PETA DONALD: Well, they already have a clinical element to their university training, and in the '90s, it was thought to be the way to go to train nurses in universities. 


TONY ABBOTT: Mmm. Yes well, I think that we're a little wiser now than we were then, and I think that the pendulum's swung a bit too far and this will be an additional nursing pathway, which will be entirely hospital-based. 


Now, it doesn't mean that they won't be doing their classes, but the classes will be in hospitals, the training will be in hospitals and when they come out of their training, they will be absolutely, thoroughly familiar and acclimatised to work in hospitals.  


PETA DONALD: But the Australian Nursing Federation is not impressed. It hasn't been consulted about the plan, and believes it's a big step backwards for the profession. 


Lisa Fitzpatrick is the State Secretary of the Federation's Victorian Branch, and she remembers what it was like to be trained in a hospital. 


LISA FITZPATRICK: Look, it was a wonderful experience, but it was very difficult trying to study and to work full-time, and you did make up the workforce and it was an apprenticeship scheme.

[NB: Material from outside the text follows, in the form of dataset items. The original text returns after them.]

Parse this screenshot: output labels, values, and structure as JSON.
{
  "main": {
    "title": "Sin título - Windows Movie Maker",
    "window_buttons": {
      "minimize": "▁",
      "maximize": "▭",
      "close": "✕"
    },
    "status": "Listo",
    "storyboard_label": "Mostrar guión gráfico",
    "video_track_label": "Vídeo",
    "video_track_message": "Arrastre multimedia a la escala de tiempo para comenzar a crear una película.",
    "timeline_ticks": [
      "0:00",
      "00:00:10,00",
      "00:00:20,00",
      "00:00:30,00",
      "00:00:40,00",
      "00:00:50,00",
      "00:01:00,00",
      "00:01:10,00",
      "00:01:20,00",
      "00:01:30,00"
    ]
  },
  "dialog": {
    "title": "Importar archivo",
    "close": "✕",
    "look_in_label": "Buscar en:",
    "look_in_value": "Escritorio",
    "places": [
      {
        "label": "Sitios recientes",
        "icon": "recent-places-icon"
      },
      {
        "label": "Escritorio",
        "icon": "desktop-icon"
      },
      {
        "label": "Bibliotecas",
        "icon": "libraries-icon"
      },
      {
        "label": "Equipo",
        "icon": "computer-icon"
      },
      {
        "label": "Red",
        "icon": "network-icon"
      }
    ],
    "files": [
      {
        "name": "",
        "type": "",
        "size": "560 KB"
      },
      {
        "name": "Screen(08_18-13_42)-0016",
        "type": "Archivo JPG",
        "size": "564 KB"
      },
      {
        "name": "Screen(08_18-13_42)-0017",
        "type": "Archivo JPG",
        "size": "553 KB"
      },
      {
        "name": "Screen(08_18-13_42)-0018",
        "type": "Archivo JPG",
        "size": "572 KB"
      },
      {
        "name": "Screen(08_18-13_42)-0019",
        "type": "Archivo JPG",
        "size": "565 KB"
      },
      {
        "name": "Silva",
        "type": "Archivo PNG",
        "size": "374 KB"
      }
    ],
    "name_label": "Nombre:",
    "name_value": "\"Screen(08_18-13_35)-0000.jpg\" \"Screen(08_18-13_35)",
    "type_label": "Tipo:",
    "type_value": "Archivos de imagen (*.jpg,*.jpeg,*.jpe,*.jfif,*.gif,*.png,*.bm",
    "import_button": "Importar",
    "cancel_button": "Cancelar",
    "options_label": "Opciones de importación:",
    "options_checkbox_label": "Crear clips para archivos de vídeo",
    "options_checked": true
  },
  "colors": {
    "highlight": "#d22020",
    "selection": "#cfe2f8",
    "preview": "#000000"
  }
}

Nursing and the skills required for nursing nowadays has changed since the 1980s when we had hospital-based training. 


The acuity of the patients is much greater, the skills and the expertise that is required by nurses, their assessment skills, their understanding, their work with inter, ah, other professions is much greater than back in '80s and I do really think that this is very disappointing that the Prime Minister is attempting to take nursing back into the last century. 


PETA DONALD: Well, what is the advantage of university-based training for nurses then? 

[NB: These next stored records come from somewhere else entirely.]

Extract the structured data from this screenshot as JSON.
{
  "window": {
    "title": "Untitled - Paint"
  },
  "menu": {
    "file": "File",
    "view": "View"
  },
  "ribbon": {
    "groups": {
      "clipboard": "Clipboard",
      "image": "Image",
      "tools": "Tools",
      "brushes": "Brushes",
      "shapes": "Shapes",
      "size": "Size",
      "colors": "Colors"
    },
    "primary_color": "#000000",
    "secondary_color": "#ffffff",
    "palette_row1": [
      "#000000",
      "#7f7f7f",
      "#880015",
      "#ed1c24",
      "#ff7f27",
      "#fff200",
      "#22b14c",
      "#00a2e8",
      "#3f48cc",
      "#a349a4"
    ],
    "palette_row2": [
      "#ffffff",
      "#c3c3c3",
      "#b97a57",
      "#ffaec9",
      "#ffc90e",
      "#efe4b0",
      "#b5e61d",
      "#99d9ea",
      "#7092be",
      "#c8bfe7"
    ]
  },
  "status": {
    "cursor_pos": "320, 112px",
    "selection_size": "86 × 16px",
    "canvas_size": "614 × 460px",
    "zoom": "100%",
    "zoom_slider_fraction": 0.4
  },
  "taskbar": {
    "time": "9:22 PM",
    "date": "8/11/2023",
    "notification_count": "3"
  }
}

LISA FITZPATRICK: It is a very good preparation for them to work in any health (inaudible) not just a hospital setting. Nurses aren't just found in hospitals. And it's important because it exposes nurses to research, for example, a research culture so that they can improve the practice of nurses into the future. 


To take nurses away from the university sector and go back to the days where doctors and hospital administrators and employers were conducting and had input to their training programs is a huge setback for nursing, and one that won't be accepted by the profession at all. 


PETER CAVE: Lisa Fitzpatrick from the Australian Nursing Federation.